In our birthing classes we were talking about collecting colostrum, and I remember thinking ‘NOTHING has been coming out of my boobs AT ALL. How am I supposed to collect this stuff?!’ I was reassured that I didn’t need to worry – the baby would get everything she needed from me once she was born.
I know this is true in theory. However I ended up having a booked caesarean, and my milk didn’t come in for four or five days.
On the second night in hospital, my daughter Evelyn just wouldn’t stop crying unless she was latched onto me or sucking a dummy or my husband’s finger. The second she stopped sucking she would scream, so I let her feed off me for something like five hours straight. Seriously – all night. I was hallucinating, I was so tired.
“The pain was almost unbearable. I burst into tears, and blood started trickling out of my nipples.”
Early the next morning a nurse walked in about two minutes after I had given her to my husband to hold, and she had started crying again. The nurse commented ‘that baby sounds hungry.’ By this point I was certain she wasn’t getting any colostrum or milk, nothing.
The nurse offered to try and manually express for me, which I agreed to, but regretted. The process of having someone squeeze and push your nipples and breasts was something I will never forget. The pain was almost unbearable. I burst into tears, and blood started trickling out of my nipples. It was horrendous. (I promise there is a happy ending to this story!)
Trying formula feeding
After this everything escalated. I was in so much pain I couldn’t even wear a top, literally anything touching my nipples was so painful. The maternity staff seemed quite concerned that ‘we are going to have to try and feed the baby some formula.’ We were given a bunch of permission forms to sign.
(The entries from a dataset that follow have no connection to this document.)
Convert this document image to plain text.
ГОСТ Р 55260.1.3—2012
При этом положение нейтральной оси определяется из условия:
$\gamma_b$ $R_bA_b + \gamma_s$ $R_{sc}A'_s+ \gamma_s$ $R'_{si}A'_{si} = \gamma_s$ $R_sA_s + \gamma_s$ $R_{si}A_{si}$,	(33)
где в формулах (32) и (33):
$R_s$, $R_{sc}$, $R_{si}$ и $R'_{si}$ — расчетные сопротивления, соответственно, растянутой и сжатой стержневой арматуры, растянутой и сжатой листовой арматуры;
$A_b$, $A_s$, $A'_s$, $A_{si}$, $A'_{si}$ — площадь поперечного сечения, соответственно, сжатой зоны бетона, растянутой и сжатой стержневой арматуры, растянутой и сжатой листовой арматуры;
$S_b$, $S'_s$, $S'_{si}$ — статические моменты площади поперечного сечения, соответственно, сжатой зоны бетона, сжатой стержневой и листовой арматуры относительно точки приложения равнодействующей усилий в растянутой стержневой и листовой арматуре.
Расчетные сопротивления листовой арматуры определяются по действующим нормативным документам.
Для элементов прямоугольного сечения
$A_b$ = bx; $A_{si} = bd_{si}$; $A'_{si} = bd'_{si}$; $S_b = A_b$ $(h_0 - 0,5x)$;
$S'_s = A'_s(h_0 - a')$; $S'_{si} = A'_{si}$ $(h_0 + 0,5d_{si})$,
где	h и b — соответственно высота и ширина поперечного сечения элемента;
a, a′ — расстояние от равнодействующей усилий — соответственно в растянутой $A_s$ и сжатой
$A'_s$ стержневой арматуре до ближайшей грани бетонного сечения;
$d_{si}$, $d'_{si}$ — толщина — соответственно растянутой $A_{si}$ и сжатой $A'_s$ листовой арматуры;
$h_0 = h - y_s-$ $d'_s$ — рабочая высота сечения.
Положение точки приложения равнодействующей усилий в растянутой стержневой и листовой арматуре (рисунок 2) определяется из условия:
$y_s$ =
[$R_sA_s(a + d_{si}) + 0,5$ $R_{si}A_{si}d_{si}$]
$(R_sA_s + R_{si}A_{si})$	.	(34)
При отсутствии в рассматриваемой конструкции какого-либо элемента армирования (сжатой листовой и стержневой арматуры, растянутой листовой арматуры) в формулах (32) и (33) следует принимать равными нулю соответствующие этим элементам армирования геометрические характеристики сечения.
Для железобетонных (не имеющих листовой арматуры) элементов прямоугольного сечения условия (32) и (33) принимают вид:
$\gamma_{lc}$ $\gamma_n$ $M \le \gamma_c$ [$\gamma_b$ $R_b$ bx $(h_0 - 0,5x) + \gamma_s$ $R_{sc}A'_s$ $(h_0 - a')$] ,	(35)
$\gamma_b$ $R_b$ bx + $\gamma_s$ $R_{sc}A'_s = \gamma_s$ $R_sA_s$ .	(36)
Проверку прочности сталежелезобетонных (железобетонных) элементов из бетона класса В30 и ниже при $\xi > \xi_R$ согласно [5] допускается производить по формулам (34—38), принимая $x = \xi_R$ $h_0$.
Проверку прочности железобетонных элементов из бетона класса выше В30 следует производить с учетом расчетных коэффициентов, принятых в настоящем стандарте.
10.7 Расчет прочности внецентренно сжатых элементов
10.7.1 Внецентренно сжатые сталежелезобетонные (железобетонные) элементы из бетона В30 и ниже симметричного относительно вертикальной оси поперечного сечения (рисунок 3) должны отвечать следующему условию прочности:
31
The second my baby latched onto the bottle, she guzzled it down. Her body went limp, her eyes rolled into the back of her head, and she fell asleep for several hours. No more hungry crying. In that moment, formula was a godsend.
After being discharged and at home my milk eventually did come in. But my breasts were covered in very painful dark purple bruises. And by that point, especially after the C-section, I was feeling very tired and overwhelmed. We decided to keep going with the formula. My husband really liked being involved too. He would prepare all the bottles and we’d alternate night feeds, so we both got decent chunks of sleep.
“You have the rest of your life for mum guilt. Don’t start on day one!”
Luckily for me I didn’t have my heart set on breastfeeding. I was open to going with whatever I needed to do. It would have been nice to mix feed even for a few weeks, but that didn’t happen, and I refused to give myself a hard time about it.
I felt supported in the hospital. However, it was a shame that it took so long to be offered an alternative feeding method when I was really concerned about not producing any milk early on. I was just pushed to keep trying, and that was frustrating. I knew something wasn’t right, and in the end it made the situation more traumatic for me, my husband and our very hungry child.
As for judgement from other parents, I have NEVER experienced this. All of my friends were very supportive, even long-term breastfeeding mums assured me that FED IS BEST.
Saying no to guilt
To anyone struggling with guilt around formula feeding, this is my advice: you’ve just had a baby! That is the most incredible, wonderful, emotional, exhausting, and life-changing thing you will ever do. So just ride the wave, and do what works. Your baby will survive, and your baby will thrive.
A close work colleague, and mum of three grown-up children gave me some fantastic advice. She said to me “Nicola, you have the rest of your life for mum guilt. Don’t start on day one.” So true!